For Diplo, who points to Timbaland and the Neptunes as his models, it's been a gratifying ride. "I was in the studio with Usher and he was playing me the Monsters of Folk album -- I don't even know what that was -- and Bon Iver," he says with admiration. "I'm working with these people and they're trusting me, they're fans of my music, and they're also amazing in the studio. I'm just super-happy."
The joy and pride of all three artists is palpable throughout the day that Billboard spent with them. There's a sense that this story, this moment together, is representative of even greater things to come.
Skrillex, 'Scary Monsters and Nice Sprites'
But none would deny that Skrillex is the star. Despite his goth-kid appearance, his disposition is positively sweet: He's even a hugger. But he practically pulsates with the energy of his cause, with the utter conviction that what he's doing and making -- nothing less than the first truly new music, perhaps since Kraftwerk -- is valuable and right. "People paint this picture of a hyperactive screamo kid jumping on the dubstep bandwagon," he says, more disappointed than angry. "Like there's no talent, like it's just noise chopped together. But they're not actually investigating and making their own opinions."

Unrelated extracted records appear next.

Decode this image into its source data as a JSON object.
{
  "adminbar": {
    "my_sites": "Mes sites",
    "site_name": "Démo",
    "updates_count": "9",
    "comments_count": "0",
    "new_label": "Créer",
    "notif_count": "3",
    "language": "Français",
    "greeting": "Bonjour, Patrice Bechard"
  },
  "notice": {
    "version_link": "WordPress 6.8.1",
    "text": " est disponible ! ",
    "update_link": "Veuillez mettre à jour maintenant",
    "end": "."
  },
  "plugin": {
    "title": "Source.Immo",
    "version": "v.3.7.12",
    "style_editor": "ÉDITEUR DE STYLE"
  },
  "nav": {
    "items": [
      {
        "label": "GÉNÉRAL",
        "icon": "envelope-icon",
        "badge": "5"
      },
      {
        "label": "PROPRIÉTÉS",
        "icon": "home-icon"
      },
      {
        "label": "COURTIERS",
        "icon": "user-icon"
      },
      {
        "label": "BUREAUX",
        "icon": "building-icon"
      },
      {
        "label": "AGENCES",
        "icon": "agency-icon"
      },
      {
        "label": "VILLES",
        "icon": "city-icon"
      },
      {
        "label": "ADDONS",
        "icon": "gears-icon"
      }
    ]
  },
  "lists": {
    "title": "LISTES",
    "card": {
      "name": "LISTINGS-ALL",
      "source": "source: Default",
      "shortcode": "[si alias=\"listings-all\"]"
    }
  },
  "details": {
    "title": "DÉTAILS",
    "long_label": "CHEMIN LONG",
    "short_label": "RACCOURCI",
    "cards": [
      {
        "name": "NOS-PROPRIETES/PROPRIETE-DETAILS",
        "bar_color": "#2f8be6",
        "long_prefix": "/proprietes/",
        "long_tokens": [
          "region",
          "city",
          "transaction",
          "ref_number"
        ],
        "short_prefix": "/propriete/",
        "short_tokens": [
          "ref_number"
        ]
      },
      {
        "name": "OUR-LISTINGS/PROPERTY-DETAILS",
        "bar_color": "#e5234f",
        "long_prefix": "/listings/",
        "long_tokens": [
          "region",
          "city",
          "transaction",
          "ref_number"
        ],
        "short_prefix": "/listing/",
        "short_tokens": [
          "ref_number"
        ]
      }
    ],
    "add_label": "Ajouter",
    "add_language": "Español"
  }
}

The backlash is undeniable, and almost inevitable given his meteoric rise and the extreme qualities of his music. But Skrillex's peers see something completely different. "I've never met Skrillex, but he has music in his soul. I hear it in everything he does," says Stuart Price, who produced Scissor Sisters, the Killers and Seal after his stint with Madonna. "What will see him through everything is his music, because he lets it do the talking."
"He added the elements of mixing, mastering and song structure, which didn't exist in dubstep and house records," Diplo says. "He helped everyone step their game up."
Skrillex enjoys a positive relationship with Big Beat/Atlantic, which his team says is changing with him. "Other labels would have reacted completely differently to Skrillex telling us two days before Christmas that he was putting ["Bangarang"] out," says Kathryn Frazier, founder of PR firm Biz 3, which represents Skrillex and is a partner in his Owsla label. "Were they psyched? No. But they went with it. They were like, 'The world does work differently now, and we support you. Let's do it.'" "Bangarang," which came out on Owsla/Big Beat, has sold 68,000 copies, according to Nielsen SoundScan.
For his part, Skrillex's focus is absolute. "Artists sometimes will change because of the response. I would never do that. But I'm always trying to do things better, make things sound better, and then outdo myself in my own eyes. I want to build upon what I already have and do it naturally, and try not to think about it," he says. "This music is for everyone. If you don't like it, then go find something else you like. And if you like it, enjoy it, and just let it do what it does."